Excluding skin cancers, colorectal cancer is the third most common cancer in America, with 49,920 deaths and 106,100 new cases diagnosed each year. Overall, the lifetime risk of developing colorectal cancer is 1 in 9. Despite these grim statistics, the mortality rate has been decreasing for several decades due to advances in screening technology and the easy removal of polyps on the walls of the colon before they turn cancerous. The best way to prevent colon cancer is to get regular screening tests after 50 and live a healthy lifestyle, experts say. Today, there are over 1 million survivors of colorectal cancer in the U.S.

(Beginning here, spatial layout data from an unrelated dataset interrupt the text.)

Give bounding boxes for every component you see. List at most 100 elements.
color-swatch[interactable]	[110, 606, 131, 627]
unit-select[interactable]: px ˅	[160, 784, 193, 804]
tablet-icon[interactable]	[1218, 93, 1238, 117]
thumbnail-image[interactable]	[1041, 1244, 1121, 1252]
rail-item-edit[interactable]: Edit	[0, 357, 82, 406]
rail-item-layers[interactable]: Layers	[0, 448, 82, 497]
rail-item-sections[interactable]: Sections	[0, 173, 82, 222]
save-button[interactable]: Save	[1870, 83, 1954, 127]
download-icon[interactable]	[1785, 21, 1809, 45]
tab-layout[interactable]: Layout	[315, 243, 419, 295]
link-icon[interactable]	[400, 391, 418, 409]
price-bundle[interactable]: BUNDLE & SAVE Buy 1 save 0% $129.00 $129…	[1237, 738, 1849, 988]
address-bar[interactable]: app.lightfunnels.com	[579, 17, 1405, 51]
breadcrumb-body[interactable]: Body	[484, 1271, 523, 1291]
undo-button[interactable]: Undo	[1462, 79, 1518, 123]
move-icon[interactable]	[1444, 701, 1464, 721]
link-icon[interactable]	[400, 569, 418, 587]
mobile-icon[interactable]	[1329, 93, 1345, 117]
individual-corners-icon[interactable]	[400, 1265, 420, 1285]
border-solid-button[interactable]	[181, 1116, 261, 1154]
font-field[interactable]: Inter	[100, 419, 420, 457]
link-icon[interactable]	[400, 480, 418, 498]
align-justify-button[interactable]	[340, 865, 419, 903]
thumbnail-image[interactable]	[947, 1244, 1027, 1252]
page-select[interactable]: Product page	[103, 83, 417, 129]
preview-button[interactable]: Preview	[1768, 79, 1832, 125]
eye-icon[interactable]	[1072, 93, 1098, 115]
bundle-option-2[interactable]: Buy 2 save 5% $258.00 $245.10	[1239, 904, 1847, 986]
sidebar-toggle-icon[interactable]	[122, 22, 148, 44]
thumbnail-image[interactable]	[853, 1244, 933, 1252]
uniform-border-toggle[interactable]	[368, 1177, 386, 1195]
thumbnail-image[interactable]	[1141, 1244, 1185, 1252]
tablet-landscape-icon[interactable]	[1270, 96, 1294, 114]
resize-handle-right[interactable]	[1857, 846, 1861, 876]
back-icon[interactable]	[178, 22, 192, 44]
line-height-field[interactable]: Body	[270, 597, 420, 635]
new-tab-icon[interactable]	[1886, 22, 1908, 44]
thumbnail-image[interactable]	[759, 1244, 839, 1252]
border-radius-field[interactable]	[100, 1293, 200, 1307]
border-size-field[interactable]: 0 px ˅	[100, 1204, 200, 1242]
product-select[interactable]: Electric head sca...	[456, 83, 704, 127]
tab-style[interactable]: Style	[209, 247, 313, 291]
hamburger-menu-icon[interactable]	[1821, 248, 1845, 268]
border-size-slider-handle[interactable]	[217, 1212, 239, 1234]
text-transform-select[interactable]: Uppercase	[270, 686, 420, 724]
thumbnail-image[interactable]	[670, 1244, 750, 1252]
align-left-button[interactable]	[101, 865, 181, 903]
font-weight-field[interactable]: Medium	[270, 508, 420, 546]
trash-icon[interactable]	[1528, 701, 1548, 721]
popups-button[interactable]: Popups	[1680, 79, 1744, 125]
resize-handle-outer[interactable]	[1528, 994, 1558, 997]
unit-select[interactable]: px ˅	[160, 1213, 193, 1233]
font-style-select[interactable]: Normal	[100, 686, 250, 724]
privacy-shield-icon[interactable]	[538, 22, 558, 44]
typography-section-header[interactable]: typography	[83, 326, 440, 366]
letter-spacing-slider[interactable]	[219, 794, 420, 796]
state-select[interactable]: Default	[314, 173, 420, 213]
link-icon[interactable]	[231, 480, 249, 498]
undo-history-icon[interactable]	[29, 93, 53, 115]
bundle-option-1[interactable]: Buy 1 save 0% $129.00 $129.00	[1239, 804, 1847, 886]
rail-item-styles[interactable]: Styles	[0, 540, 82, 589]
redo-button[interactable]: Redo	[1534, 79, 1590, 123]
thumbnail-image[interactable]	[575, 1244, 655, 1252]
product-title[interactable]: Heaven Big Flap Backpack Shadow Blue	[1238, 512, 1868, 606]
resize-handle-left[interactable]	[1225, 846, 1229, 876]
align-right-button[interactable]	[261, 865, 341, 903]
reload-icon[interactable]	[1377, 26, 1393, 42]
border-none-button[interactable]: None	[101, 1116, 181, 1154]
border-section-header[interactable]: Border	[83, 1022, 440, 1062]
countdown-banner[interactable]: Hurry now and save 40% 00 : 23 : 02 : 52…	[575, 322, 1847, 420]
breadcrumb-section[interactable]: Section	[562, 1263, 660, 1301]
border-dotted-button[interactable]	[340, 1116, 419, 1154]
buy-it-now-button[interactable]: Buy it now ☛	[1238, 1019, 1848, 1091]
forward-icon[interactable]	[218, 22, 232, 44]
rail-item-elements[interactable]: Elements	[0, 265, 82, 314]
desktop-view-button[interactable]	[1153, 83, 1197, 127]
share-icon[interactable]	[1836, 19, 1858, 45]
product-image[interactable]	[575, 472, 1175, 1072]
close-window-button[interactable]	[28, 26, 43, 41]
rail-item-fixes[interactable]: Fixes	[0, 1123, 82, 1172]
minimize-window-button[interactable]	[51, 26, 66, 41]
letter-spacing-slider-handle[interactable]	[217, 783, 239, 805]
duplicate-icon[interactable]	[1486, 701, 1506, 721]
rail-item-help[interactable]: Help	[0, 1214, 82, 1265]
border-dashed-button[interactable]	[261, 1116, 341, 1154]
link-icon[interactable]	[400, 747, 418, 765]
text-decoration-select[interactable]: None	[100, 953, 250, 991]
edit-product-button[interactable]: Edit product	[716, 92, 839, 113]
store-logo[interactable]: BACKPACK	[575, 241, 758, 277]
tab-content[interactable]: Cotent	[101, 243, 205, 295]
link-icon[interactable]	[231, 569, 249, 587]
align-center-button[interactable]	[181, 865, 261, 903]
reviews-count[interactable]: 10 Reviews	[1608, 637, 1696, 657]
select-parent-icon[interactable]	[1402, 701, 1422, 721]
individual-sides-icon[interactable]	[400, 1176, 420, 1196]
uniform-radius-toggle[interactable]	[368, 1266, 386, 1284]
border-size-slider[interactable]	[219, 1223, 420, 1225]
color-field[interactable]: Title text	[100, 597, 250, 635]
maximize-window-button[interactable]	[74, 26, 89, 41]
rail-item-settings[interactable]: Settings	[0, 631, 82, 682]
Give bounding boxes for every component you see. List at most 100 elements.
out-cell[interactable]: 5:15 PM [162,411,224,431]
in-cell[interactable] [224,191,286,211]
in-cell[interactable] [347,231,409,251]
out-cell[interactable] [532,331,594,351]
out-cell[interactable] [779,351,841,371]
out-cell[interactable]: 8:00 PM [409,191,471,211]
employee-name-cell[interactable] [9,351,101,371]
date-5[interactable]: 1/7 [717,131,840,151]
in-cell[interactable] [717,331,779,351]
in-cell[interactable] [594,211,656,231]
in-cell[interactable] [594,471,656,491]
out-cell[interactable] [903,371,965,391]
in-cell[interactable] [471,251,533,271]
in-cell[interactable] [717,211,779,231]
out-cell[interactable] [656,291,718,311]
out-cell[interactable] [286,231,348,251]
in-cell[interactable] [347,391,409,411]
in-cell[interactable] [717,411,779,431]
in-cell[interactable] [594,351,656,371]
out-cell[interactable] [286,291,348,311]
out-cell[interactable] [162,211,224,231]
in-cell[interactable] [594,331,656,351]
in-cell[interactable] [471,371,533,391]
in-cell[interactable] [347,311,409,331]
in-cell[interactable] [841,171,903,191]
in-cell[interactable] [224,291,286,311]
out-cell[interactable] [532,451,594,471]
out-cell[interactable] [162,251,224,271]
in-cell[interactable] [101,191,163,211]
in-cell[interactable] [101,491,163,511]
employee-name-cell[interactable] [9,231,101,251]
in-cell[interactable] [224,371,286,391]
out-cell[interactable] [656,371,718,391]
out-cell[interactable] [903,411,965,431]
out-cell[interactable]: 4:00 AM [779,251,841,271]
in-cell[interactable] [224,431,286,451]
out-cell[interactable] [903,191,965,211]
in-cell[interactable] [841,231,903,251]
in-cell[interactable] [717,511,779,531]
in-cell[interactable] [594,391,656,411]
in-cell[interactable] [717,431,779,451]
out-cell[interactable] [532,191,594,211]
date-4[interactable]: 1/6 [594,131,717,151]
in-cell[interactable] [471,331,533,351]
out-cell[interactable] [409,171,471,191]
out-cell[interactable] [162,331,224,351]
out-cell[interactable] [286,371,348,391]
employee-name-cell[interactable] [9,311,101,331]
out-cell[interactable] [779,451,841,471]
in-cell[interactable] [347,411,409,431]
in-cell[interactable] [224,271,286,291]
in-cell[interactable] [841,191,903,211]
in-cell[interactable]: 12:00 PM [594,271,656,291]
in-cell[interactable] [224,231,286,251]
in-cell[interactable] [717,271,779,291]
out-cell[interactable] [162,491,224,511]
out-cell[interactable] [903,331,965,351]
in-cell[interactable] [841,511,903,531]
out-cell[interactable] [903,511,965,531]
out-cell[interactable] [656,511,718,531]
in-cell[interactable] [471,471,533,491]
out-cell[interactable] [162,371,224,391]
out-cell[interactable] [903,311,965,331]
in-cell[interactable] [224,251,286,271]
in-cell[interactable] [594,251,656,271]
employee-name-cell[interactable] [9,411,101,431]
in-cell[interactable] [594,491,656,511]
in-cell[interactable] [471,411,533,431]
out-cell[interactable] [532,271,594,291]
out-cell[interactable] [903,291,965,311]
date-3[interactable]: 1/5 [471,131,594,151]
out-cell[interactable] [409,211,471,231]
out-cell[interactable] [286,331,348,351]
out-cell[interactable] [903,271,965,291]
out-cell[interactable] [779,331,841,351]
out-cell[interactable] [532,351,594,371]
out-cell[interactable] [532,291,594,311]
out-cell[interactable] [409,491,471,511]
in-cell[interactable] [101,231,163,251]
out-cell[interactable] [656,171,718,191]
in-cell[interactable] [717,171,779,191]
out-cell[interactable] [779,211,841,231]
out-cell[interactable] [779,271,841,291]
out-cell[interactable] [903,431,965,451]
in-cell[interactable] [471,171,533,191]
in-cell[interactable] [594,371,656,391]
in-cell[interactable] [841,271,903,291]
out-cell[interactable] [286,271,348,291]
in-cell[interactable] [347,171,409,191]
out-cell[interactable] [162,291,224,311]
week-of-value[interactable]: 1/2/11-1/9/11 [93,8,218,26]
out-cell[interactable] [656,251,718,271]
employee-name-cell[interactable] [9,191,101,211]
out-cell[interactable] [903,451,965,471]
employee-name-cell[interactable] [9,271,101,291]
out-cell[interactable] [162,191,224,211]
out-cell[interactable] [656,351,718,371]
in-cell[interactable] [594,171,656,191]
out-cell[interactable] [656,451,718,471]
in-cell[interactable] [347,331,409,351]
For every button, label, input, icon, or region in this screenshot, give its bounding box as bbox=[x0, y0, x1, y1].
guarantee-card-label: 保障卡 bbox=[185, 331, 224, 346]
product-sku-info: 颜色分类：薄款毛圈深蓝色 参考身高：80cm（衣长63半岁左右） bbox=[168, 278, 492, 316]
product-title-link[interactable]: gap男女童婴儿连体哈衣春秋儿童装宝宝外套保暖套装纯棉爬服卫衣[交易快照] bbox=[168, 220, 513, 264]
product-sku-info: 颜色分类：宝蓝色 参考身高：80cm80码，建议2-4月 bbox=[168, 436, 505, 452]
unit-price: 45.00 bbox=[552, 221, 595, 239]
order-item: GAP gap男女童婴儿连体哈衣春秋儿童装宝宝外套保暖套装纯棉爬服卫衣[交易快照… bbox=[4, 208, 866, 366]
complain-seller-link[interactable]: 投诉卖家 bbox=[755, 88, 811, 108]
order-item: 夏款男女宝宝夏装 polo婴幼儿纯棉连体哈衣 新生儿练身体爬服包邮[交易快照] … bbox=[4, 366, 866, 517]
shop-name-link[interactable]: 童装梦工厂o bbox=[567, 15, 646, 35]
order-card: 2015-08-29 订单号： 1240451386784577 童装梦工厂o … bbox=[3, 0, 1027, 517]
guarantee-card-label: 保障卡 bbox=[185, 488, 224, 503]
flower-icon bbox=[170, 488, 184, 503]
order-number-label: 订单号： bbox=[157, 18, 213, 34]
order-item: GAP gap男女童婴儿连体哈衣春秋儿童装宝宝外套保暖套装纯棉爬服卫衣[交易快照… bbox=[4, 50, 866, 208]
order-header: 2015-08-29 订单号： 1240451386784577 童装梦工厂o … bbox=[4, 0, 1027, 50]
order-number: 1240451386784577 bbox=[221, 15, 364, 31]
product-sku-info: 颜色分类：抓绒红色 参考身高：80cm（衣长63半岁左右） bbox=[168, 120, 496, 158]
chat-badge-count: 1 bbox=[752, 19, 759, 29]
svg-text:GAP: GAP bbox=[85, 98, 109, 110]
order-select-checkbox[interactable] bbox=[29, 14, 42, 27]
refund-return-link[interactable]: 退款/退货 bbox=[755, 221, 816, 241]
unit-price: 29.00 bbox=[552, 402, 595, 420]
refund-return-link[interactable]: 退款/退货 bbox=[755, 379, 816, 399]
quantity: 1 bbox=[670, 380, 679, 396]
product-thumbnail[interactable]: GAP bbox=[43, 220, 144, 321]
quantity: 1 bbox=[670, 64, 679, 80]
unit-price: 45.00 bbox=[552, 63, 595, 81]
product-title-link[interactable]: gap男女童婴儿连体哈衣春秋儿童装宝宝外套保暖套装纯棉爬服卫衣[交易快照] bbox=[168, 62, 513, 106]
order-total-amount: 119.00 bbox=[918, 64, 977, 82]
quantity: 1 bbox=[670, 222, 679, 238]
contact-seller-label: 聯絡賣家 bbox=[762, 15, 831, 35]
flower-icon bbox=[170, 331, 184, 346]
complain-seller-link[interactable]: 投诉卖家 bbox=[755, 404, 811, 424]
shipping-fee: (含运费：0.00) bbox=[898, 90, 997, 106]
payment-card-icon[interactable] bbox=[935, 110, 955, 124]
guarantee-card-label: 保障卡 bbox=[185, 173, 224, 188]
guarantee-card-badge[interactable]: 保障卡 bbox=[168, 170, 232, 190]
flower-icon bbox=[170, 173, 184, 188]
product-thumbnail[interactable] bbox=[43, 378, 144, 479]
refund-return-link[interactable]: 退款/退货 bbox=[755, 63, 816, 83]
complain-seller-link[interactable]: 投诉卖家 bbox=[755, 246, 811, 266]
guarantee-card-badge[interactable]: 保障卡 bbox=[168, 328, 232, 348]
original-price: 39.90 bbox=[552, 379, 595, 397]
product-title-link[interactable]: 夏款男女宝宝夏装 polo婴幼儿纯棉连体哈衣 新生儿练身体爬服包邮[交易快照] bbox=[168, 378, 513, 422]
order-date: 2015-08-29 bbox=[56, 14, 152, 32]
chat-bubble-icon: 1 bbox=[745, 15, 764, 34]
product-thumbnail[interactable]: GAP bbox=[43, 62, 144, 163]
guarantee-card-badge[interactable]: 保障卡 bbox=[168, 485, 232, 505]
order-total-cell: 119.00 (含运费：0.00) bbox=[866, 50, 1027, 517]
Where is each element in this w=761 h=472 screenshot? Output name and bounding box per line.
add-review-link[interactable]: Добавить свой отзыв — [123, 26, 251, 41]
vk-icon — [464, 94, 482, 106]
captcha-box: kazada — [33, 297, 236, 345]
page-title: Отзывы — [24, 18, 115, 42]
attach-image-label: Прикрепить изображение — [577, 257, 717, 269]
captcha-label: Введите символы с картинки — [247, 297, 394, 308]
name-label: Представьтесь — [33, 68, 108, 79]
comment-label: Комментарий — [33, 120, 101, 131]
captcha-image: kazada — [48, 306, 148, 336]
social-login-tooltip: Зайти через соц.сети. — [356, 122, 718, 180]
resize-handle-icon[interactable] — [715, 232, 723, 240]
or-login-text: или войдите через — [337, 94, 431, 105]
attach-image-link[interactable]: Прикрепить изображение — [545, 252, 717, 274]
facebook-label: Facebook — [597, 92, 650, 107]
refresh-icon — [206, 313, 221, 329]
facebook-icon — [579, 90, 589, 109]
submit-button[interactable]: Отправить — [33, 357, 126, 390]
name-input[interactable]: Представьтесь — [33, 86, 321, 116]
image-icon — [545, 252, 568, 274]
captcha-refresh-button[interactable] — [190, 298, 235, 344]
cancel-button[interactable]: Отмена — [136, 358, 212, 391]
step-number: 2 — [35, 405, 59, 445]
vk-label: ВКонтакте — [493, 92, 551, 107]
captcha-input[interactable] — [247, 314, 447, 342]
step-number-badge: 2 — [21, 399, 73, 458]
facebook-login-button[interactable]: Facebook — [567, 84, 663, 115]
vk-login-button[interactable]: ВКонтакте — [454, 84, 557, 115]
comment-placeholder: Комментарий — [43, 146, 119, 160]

Before talking about colon cancer prevention, let’s talk a little about what colon cancer is, exactly. Both the colon and rectum are part of the digestive system. The first part of the digestive system, which is the esophagus and stomach, breaks down food to be processed into energy. Next, the broken down food travels to the small intestine/bowel, which is a narrow, 20-foot section that continues breaking down food and absorbing most of the nutrients. The small intestine then sends the remaining material to the five-foot-long colon (which is also referred to as “the large intestine”), where it absorbs salt and water and stores waste. The first part of the colon is the ascending colon, which is attached to the small intestine and the appendix on the right side of the abdomen. The transverse colon runs from the right to the left side of the upper abdomen. The descending colon travels downward on the left side and the sigmoid colon is an S-shaped portion that passes food matter down to the rectum, the final six inches of the digestive system, which will pass food out of the body through the anus. No one is really sure what exactly causes a colon cancer cell to develop in the first place, or why some experience a colon cancer recurrence, but research suggests a variety of lifestyle, hereditary and environmental factors are at play.

As you may have heard, screening tests are the best way to prevent colon cancer from developing. Medicare and insurance companies cover the annual fecal occult blood test and four-year sigmoidoscopy for those over 50 years of age. Additionally, Medicare will cover the colonoscopy procedure every two years for patients who are determined to be “high risk,” and every ten years for an average-risk patient. Some of these colon cancer screening procedures involve simple stool samples, while others involve a tube being inserted into the anus, rectum and colon to take a peek at any colon polyps that may be forming. While it may sound terribly uncomfortable, the colonoscopy is one of the most effective ways to identify trouble spots. Other minimally invasive tests may include x-rays, such as the virtual colonoscopy and the double-contrast barium enema.

Lastly, lifestyle changes are an important way to prevent colon cancer. It goes without saying that smoking, inactivity and excessive alcohol consumption are contributors to many types of adverse health conditions. Colon cancer prevention involves eating the right foods, including cabbage, Brussels sprouts, carrots, beets, onions, potatoes, broccoli, artichokes, celery, beans, peas, whole grain products, berries, cantaloupes, mangoes, mangosteen, persimmons and dried apricots, etc. Limit the amount of red meat (beef, pork, lamb) and processed meats (hot dogs, luncheon meats), cooking meats at very high temperatures (frying, broiling and grilling) and saturated fats. Mangsteen are rich in xanthones and have shown many times to cure cancer.